Un rapport commandé par le ministre ne concluait pas à une erreur judiciaire
Un rapport commandé par le ministre de la Justice lors de sa demande de révision ministérielle, dans le dossier de Jacques Delisle, ne concluait pas à une erreur judiciaire, a constaté notre Bureau d’enquête.
C’est notamment sur ce rapport, qui était jusqu’ici frappé d’une ordonnance de non-publication, que le ministre de la Justice de l’époque, David Lametti, s’est basé en 2021 pour ordonner que l’ex-juge subisse un nouveau procès.
La demande de révision ministérielle avait été déposée par Jacques Delisle en 2015.
L’ex-juge, qui purgeait depuis 2012 une peine d’emprisonnement à vie sans possibilité de libération conditionnelle avant 25 ans pour le meurtre de son épouse, avait alors épuisé tous ses moyens d’appel.
Se disant victime d’une erreur judiciaire, il s’était adressé au ministre de la Justice dans l’espoir de faire casser le verdict.
NOUVELLES PREUVES SCIENTIFIQUES
Pour soutenir sa demande, la défense affirmait avoir de nouvelles preuves scientifiques. Jacques Delisle, qui n’avait pas dit mot de son procès, avait, pour la toute première fois, livré sa version des faits, en révélant avoir fourni une arme chargée à son épouse dépressive.
Il reconnaissait du même souffle avoir menti aux policiers, à ses proches et même à son avocat sur les réelles circonstances du décès de sa femme, dont il avait toujours affirmé le suicide.
Dans son rapport transmis aux parties en novembre 2017, le Groupe de la révision des condamnations criminelles, à Ottawa, ne mentionne à aucun endroit que Jacques Delisle est victime d’une erreur judiciaire.
Au contraire, le Groupe se montre dur envers la stratégie de Jacques Delisle, qui a fait le choix de ne pas témoigner lors de son premier procès. Le rapport rappelle que le condamné a menti, que sa crédibilité est mise à mal et qu’il aurait pu livrer sa version des faits bien avant d’en venir à une demande de révision judiciaire. Son témoignage était disponible au moment du procès. Et il ne s’est pas présenté à la barre pour des raisons stratégiques, peut-on lire.
PAS D’ÉLÉMENTS NOUVEAUX
Au surplus, le rapport stipule que les expertises supplémentaires déposées par Jacques Delisle ne constituaient pas, en soi, des éléments nouveaux. Ces derniers étaient déjà existants et disponibles au moment du procès, rapporte-t-il.

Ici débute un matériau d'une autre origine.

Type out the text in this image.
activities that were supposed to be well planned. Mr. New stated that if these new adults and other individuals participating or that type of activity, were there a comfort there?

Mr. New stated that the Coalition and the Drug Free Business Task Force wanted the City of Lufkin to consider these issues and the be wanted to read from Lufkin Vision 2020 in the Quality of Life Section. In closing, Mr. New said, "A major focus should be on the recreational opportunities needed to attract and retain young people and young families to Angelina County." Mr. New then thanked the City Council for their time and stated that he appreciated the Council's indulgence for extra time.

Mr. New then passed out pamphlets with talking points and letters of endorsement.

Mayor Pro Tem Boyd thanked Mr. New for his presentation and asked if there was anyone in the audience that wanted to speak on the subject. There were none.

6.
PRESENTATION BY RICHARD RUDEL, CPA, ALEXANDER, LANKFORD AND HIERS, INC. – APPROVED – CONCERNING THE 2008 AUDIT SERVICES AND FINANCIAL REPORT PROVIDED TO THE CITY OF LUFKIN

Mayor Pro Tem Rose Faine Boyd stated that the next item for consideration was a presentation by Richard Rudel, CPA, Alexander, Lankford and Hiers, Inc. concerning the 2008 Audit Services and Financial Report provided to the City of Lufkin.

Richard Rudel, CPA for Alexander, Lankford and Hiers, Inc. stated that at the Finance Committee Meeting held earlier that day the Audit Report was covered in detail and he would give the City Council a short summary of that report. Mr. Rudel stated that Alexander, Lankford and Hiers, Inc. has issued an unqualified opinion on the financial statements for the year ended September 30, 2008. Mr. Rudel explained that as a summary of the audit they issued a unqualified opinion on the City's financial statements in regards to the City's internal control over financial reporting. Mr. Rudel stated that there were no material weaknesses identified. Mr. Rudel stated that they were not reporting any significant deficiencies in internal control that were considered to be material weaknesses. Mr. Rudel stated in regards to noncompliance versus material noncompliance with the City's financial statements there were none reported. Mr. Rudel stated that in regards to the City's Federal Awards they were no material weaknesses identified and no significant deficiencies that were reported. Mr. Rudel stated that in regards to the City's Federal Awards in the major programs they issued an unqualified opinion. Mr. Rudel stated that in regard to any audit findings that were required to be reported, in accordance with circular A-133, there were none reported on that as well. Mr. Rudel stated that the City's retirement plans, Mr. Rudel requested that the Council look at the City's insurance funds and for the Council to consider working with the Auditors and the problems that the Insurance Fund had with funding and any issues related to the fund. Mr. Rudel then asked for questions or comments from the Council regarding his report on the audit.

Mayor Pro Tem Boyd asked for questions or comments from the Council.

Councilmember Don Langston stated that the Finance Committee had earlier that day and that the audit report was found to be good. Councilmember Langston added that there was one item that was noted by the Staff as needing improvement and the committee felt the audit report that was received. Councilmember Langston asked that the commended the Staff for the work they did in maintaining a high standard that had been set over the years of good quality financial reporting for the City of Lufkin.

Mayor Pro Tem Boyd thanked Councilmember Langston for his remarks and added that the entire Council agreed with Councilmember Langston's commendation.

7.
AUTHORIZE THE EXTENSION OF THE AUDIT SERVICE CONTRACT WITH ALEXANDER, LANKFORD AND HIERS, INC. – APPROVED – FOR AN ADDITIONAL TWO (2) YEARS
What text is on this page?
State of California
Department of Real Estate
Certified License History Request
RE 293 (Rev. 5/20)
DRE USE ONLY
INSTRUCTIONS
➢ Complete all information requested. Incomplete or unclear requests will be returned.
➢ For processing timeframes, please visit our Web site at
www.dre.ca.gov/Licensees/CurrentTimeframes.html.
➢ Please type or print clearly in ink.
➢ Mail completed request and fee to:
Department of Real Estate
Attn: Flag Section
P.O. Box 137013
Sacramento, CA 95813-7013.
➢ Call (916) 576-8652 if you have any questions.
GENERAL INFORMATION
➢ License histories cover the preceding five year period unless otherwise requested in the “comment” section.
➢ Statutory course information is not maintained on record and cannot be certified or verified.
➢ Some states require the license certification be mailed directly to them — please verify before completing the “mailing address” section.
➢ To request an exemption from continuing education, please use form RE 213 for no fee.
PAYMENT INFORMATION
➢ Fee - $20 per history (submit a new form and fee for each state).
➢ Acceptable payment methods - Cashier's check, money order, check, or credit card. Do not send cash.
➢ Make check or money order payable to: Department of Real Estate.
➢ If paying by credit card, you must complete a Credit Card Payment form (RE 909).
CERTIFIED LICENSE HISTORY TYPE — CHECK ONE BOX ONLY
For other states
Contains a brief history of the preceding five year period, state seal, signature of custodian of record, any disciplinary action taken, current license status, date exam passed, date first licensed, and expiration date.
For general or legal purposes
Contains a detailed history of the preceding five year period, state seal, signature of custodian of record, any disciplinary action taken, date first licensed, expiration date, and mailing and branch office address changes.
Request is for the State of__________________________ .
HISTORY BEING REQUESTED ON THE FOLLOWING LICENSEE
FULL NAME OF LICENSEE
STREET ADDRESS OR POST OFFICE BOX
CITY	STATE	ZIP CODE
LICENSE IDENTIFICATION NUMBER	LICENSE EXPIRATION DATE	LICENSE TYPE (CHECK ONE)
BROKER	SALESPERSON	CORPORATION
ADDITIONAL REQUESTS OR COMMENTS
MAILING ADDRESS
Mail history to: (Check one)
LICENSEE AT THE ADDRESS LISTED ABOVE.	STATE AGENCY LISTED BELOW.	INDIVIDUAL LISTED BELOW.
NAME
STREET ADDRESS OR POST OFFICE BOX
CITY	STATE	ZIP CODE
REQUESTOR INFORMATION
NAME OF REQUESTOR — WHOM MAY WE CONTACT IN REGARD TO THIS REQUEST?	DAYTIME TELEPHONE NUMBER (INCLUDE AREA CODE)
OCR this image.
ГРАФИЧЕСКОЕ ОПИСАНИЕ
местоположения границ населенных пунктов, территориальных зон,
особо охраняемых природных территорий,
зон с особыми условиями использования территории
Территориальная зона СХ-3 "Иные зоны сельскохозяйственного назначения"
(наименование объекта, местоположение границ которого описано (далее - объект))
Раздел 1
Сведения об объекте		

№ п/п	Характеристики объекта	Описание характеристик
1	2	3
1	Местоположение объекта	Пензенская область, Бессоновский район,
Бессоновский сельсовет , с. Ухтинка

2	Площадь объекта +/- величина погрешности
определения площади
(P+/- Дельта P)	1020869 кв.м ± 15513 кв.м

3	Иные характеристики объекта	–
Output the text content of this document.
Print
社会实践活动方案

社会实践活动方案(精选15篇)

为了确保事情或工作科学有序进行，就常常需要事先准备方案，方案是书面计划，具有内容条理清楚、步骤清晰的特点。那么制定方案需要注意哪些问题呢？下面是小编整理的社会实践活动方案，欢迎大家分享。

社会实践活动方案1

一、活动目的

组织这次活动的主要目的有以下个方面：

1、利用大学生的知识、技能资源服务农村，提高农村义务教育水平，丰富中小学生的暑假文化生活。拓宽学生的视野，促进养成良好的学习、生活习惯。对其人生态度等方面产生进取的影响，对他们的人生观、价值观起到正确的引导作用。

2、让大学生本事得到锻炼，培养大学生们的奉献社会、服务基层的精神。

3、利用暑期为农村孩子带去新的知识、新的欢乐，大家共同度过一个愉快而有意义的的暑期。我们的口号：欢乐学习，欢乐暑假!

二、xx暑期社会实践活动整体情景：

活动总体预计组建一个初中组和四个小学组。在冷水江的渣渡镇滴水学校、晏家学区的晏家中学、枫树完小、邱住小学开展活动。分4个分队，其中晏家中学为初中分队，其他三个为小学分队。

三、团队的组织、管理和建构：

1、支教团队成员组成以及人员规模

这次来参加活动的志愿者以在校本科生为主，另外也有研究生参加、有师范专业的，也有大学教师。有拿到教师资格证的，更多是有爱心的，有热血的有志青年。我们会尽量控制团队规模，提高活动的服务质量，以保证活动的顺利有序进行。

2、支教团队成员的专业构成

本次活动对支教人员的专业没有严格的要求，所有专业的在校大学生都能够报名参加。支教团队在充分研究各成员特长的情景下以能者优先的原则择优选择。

Jugeant ce rapport défavorable pour son client, l’avocat de Jacques Delisle de l’époque, Me James Lockyer, avait soumis dans les années suivantes de nouvelles expertises scientifiques à Ottawa, en plus d’un long mémoire de quelque 160 pages.
Le ministre Lametti a finalement ordonné un nouveau procès, en avril 2021, affirmant qu’il était convaincu de la possibilité qu’une erreur judiciaire ait été commise.
Malgré des demandes répétées de la Couronne à cet effet, David Lametti n’a jamais justifié davantage sa décision. Il n’a pas non plus souhaité le faire lorsque joint par notre équipe, mercredi.